Il y a un mois, le 18 septembre 2025, l’Anssi a organisé l’exercice Rempar25, en partenariat avec les Campus Cyber, le Club de la continuité d’activité (CCA), le Clusif et le Cesin : « cet exercice nous a permis d'entraîner plus d'un millier d'organisations de toutes tailles, de toutes natures, dans tout le territoire français et dans 8 fuseaux horaires différents. Mais en regardant un petit peu dans le rétroviseur, je me dis que plus de 1000 organisations, c'est énorme, mais c'est une goutte d'eau. Il faudrait en faire 100 ou 1000 fois plus. Cette pratique pourra diffuser au-delà de l'action de l'État ».
En attendant, reste le levier réglementaire. Si NIS 2 est en panne, faute de gouvernement à la tête de l’Etat, le CRA (Cyber Resilient Act) va entrer en vigueur. En tant que règlement européen, ce texte ne nécessitera pas de transposition en droit national : avec une entrée en vigueur en deux phases, 2026 puis 2027. Les éditeurs et fournisseurs de services numériques et fabricants de produits embarquant des applications seront responsables de la sécurité de leurs produits. Ils devront gérer les vulnérabilités et auront des obligations en termes de patching.
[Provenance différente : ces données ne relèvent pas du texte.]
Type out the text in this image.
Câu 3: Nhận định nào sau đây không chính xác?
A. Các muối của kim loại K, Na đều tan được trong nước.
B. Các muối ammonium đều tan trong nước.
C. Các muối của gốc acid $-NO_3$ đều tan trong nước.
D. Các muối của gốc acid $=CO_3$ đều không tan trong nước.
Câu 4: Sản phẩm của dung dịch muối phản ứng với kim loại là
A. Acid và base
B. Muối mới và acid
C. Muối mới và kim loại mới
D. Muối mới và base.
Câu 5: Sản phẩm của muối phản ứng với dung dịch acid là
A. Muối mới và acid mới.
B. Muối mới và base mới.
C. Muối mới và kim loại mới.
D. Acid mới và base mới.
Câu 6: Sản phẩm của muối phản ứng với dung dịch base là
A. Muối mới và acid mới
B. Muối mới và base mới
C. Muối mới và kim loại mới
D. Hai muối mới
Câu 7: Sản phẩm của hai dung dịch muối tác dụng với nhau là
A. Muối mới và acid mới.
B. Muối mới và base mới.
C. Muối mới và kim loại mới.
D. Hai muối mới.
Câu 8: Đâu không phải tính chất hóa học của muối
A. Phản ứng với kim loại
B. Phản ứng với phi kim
Et puis s'ouvre un énorme chantier, celui de la révision du Cyber Security Act : « ce sera l'occasion pour nous de poser un cadre de certification unifié à l'échelle européenne pour les prestataires de services en cybersécurité », a relevé le directeur de l’Anssi.
Tenir compte du risque quantique dès aujourd’hui
Enfin, Vincent Strubel a fait un focus sur le risque quantique, c’est-à-dire la capacité des calculateurs quantiques futurs de déchiffrer les algorithmes asymétriques actuellement mis en œuvre pour sécuriser les données. Thalès et Samsung ont décroché les deux premiers visas de sécurité de l’Anssi pour leurs solutions post-quantiques.
Le laboratoire Leti du CEA a mené ces premières évaluations et désormais l’Agence fixe ses règles. Et à partir de 2027, elle n’acceptera plus de produits de sécurité qui n'intègrent pas une cryptographie résistante à l'ordinateur quantique dans ses processus de certification : « acquérir une solution de sécurité qui implémente de la confidentialité à long terme et qui n'est pas résistante à l'ordinateur quantique à l'horizon 2030, ce n'est déjà pas raisonnable ».
C’est donc dans une atmosphère lourde que s’est ouverte l’édition 2025 des Assises, assez loin du discours des éditeurs et de leur enthousiasme sur l’arrivée de l’IA dans leurs solutions.